Google, the proud new owner of YouTube, reportedly has employed Los Gatos-based company Audible Magic to filter their video content for copyrighted material as complaints about piracy on the video-sharing site have grown exponentially simultaneous to its popularity.
Audible Magic technology was cited in the U.S. Supreme Court's Metro-Goldwyn-Mayer Studios v. Grokster ruling as a service to keep pirates off their networks. Neither Google nor Audible Magic have officially announced the filtering of YouTube content but the joint venture is inevitable. Audible Magic creates an audio "fingerprint" on videos. Since 1999, their database has primarily consisted of radio broadcasts but they are working to expand it with television shows and movies.
Last month, Viacom demanded that Google remove over 100,000 videos from the website, including the rampantly popular Comedy Central clips from The Daily Show with Jon Stewart and The Colbert Report, as well as children's show Spongebob Squarepants. NBC Universal and NewsCorp have also recently requested the removal of their copyrighted video clips from YouTube. While there is no hard data on the effect of the removal of Viacom video clips from YouTube, it is almost certain that the video-sharing site will lose a significant amount of its audience. Sites like Dailymotion.com in France and Peekvids.com in Denmark are just two examples of video-sharing sites that screen full-length films and television episodes that the fed-up Googled YouTube audience will flock to if all this great content is filtered out.

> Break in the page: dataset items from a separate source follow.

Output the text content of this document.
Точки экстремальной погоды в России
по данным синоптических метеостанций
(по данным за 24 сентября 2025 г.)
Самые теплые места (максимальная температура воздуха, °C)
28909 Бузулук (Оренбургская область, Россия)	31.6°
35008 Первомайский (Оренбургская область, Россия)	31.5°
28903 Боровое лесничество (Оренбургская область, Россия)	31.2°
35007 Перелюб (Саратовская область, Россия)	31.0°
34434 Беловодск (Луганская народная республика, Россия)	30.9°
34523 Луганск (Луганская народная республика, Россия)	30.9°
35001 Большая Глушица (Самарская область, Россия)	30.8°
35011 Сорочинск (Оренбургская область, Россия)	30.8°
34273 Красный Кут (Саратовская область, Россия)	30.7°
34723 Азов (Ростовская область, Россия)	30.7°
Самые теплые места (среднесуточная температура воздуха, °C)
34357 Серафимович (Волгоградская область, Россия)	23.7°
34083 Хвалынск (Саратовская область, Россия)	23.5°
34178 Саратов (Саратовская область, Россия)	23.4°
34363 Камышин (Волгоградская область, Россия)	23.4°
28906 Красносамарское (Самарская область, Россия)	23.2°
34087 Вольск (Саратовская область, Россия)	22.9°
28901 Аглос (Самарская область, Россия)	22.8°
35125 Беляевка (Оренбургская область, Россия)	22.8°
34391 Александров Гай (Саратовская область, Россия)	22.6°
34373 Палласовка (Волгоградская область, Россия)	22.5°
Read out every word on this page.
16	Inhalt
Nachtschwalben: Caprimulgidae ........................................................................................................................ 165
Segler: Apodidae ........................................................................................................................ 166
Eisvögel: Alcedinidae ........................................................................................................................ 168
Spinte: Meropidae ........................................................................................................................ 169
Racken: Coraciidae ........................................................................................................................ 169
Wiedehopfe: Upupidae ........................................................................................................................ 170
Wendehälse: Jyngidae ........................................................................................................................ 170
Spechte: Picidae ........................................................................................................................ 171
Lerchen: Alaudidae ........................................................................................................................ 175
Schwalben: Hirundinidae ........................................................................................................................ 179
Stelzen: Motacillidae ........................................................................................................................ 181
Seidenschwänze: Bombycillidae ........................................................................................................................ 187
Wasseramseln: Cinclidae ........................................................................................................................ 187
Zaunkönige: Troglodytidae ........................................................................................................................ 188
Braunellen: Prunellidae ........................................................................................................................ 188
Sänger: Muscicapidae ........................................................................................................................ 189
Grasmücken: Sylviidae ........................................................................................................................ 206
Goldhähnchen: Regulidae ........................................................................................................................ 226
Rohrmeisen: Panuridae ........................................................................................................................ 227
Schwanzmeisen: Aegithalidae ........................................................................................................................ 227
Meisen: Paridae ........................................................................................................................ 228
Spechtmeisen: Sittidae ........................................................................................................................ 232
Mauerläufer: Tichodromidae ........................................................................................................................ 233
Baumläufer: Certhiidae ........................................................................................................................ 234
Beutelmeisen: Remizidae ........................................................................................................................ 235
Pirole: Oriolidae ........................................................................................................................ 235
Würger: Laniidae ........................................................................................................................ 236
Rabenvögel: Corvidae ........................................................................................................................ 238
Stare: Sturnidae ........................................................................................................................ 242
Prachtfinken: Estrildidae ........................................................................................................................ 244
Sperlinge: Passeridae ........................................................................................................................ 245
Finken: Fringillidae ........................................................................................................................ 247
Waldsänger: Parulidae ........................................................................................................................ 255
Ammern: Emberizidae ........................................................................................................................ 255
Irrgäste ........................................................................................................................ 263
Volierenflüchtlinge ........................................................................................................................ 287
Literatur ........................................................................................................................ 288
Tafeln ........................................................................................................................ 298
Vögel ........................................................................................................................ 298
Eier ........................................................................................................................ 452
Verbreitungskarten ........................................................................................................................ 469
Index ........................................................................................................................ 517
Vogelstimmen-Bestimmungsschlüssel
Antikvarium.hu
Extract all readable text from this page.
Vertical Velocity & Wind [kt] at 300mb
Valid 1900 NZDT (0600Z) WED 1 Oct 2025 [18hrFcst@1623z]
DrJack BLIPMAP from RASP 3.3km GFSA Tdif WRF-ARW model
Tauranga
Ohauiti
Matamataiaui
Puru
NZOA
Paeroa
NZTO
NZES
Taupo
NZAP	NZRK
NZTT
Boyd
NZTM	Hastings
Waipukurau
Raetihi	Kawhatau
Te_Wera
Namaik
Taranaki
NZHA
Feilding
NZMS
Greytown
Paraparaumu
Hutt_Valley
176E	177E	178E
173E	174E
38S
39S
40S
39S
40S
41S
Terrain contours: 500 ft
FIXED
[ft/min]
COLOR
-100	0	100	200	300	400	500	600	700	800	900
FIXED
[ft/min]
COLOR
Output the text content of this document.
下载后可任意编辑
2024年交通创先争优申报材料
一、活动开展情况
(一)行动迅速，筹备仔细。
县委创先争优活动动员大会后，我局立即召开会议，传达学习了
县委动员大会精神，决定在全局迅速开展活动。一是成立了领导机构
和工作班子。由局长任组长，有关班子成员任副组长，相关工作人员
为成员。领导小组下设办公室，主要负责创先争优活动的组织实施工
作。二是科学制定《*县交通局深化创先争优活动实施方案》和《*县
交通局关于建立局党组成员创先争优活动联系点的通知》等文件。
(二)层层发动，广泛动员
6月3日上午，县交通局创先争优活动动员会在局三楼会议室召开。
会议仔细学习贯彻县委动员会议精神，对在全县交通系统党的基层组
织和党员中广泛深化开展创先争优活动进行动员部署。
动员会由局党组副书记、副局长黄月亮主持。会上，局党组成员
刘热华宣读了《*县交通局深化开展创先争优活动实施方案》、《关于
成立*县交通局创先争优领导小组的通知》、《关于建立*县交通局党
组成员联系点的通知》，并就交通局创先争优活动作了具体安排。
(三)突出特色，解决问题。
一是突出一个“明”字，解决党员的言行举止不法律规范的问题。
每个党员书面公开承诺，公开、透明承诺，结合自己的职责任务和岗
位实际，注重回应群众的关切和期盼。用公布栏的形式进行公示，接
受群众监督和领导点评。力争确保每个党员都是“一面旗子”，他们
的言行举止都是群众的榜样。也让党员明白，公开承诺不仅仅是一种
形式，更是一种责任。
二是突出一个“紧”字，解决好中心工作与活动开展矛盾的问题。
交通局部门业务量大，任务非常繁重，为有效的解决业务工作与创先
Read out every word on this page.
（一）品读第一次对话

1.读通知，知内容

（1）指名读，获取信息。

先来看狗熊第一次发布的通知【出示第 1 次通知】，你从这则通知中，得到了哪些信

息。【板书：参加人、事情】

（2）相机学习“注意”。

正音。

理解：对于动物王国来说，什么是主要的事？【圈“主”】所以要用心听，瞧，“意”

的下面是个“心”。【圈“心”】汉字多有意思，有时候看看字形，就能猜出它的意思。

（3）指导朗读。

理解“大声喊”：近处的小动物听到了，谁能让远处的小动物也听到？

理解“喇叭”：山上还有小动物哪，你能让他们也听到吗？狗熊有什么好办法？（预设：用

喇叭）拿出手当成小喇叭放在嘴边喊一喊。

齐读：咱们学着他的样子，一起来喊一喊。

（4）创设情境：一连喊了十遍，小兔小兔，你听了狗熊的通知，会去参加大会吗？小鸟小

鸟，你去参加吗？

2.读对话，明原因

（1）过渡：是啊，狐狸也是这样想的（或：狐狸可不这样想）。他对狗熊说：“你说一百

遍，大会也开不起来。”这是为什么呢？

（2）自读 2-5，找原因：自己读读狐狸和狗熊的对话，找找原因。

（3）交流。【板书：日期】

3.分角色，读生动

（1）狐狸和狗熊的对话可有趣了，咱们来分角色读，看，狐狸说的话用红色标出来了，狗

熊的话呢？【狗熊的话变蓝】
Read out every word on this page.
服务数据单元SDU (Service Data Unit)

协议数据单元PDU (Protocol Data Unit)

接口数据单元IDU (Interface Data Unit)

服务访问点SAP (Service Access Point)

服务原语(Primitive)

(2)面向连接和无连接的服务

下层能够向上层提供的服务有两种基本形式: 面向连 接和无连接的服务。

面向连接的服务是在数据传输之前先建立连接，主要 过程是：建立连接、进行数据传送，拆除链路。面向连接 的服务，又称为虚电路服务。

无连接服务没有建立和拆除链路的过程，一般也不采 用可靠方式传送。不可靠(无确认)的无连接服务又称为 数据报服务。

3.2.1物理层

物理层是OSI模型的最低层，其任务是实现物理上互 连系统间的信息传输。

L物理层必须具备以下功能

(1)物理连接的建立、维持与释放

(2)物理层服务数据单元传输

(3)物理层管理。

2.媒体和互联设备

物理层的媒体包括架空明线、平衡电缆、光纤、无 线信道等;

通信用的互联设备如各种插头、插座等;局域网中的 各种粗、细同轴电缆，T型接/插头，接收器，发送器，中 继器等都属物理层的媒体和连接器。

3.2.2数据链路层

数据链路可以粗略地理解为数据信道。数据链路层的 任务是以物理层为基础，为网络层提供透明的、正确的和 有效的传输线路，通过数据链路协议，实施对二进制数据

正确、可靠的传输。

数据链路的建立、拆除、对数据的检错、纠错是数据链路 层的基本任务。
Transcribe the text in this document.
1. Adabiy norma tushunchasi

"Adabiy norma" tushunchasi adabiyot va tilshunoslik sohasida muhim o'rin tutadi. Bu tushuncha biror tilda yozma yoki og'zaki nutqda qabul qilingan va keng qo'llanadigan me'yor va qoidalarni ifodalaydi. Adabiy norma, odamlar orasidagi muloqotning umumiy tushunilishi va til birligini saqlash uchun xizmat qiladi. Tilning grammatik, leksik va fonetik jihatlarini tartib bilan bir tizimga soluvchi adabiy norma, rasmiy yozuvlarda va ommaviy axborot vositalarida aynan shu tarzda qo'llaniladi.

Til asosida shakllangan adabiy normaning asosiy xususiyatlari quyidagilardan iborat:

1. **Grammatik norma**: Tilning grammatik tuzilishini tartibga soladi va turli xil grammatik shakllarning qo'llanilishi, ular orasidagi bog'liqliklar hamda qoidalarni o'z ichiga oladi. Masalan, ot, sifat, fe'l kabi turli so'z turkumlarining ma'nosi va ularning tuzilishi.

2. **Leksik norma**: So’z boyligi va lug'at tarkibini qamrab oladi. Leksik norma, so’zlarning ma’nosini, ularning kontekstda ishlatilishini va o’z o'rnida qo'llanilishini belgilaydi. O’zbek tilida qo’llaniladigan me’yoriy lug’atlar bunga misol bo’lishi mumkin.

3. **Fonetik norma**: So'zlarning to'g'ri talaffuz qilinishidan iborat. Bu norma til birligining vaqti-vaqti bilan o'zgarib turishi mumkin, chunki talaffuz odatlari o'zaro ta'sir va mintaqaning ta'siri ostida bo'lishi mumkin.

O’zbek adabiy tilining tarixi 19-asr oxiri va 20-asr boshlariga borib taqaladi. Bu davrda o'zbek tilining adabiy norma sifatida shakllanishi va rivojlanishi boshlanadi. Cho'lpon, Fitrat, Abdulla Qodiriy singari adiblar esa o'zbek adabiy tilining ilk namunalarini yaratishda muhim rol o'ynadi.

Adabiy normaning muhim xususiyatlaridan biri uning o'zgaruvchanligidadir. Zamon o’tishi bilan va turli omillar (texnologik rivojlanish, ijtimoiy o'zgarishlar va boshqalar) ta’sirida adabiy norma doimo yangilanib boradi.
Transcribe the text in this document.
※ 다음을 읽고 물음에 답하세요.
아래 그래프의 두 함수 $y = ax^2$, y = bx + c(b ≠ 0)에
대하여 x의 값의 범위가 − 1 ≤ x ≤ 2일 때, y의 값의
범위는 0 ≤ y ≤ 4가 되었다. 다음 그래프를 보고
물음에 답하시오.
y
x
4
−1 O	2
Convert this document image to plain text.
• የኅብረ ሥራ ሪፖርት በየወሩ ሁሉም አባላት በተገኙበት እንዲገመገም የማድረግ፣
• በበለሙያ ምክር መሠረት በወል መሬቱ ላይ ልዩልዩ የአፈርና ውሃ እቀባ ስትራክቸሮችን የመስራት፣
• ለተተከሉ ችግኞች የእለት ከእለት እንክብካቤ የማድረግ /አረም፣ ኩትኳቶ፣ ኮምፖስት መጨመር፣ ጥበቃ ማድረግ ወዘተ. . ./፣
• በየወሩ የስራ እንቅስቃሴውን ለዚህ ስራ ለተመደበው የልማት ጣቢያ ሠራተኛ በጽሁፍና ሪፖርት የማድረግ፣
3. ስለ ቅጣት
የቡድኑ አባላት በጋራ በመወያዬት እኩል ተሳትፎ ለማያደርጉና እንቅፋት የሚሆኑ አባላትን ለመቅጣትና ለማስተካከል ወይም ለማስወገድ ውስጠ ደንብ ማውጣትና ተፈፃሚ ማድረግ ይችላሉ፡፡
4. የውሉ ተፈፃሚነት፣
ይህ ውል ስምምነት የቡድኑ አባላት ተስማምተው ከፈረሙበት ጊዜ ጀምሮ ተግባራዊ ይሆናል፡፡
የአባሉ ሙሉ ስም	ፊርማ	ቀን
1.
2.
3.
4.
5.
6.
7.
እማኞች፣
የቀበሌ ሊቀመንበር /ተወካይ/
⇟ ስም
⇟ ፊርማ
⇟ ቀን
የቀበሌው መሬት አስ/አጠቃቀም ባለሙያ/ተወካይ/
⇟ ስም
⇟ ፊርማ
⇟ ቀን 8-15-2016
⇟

MySpace, what I considered to be the only true democratic networking and content site on the internet and the site with the greatest life-expectancy, has also announced a plan to use Audible Magic to prevent copyrighted videos from being uploaded onto the site.
Have we learned nothing from the effects of peer-to-peer music file sharing? Have we learned nothing from the demise of the record industry? This is what will happen to YouTube and ultimately to Viacom, NewsCorp and NBC Universal if this filtering occurs:
-YouTube will lose its audience to unfiltered sites like Dailymotion.com and Peekvids.com
-Google will never earn back the $1.6 billion it paid for YouTube.
-Television will continue to lose its viewers as they are not able to view clips without being subjected to obtrusive commercials.
File sharing is not the perpetrator in this scenario; it is an innocent bystander. The broadcasting corporations need to learn what the record companies never learned. They must adapt to and embrace technology and their new audience (the new generation), not circumvent and treat them like criminals.
Ackerman, Elise. "Google to start filtering YouTube videos." MercuryNews.com. 22 Feb 2007.